FILE: An Audi car is surrounded by exhaust gases as it is parked with a running engine in front of the Chancellery in Berlin, Germany, Wednesday, Nov. 20, 2019.
FILE: An Audi car is surrounded by exhaust gases as it is parked with a running engine in front of the Chancellery in Berlin, Germany, Wednesday, Nov. 20, 2019.

BRUSSELS - The EU's 27 member countries gave final approval Tuesday to a sweeping reform of the bloc's carbon market to accelerate the reduction in greenhouse gases, including a new carbon border tax on imports.

Under the new agreement, the European Union's existing emissions trading scheme market will be broadened to include sea and air transport.

Carbon from individuals' vehicles and homes will also be counted, though at a capped level until 2030.

And a special 88-billion-euro ($97 billion) social climate fund will be created in 2026 to compensate for the cost of Europe's green shift.

The incoming legislation supports the EU goal of cutting 55 percent of greenhouse gas emissions in the bloc by 2030, compared to the levels recorded in 1990.

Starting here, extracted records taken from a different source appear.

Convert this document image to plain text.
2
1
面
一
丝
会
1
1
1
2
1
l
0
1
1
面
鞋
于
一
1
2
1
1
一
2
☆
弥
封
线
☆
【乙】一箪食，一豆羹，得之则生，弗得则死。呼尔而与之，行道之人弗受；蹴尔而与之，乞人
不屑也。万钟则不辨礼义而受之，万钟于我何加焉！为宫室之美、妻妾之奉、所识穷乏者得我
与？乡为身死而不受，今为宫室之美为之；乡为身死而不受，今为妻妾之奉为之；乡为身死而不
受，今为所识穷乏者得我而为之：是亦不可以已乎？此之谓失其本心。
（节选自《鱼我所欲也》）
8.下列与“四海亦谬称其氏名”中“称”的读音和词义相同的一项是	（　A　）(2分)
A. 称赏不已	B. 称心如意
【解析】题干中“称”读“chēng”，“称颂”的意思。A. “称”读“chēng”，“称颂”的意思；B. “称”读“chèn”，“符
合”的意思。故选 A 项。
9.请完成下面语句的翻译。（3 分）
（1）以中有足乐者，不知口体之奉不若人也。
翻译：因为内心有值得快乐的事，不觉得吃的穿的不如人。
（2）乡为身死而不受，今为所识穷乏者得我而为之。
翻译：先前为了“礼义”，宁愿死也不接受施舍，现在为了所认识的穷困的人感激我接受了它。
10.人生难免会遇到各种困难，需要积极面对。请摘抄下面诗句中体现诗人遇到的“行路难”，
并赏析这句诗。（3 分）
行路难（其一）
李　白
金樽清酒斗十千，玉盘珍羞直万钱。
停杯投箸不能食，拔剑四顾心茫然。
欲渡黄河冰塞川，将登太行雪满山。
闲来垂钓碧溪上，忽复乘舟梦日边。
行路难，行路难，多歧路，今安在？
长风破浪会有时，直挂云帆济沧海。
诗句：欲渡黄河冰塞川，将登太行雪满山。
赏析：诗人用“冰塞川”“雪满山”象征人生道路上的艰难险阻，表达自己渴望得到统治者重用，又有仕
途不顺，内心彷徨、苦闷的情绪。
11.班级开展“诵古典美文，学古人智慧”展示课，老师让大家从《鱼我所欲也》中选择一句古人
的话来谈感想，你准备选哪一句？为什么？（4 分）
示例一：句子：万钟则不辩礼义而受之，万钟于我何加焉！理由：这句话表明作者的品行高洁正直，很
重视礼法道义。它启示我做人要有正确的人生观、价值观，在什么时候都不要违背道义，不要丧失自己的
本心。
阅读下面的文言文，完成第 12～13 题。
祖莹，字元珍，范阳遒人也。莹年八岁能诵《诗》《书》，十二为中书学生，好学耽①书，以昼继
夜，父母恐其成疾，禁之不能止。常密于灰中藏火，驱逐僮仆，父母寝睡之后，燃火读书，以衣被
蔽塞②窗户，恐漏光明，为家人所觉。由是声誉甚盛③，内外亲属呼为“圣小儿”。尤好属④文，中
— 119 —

One measure that will be seen by companies importing into the EU will be a carbon tax on imports, phased in from 2026 and levied to ensure EU industries are not undercut by firms not facing the same added costs.

It will initially cover the most polluting sectors - producers of steel, aluminum, cement, fertilizer and electricity - and could be expanded in the future to organic chemicals and polymers.

The tax - called an "adjustment" in Brussels-speak - is expected to raise as much as 14 billion euros a year for the EU budget.

The sign-off, in a Luxembourg meeting of EU agriculture ministers, endorses a European Parliament vote last week on various legislative texts in the reform, which will come into force once published.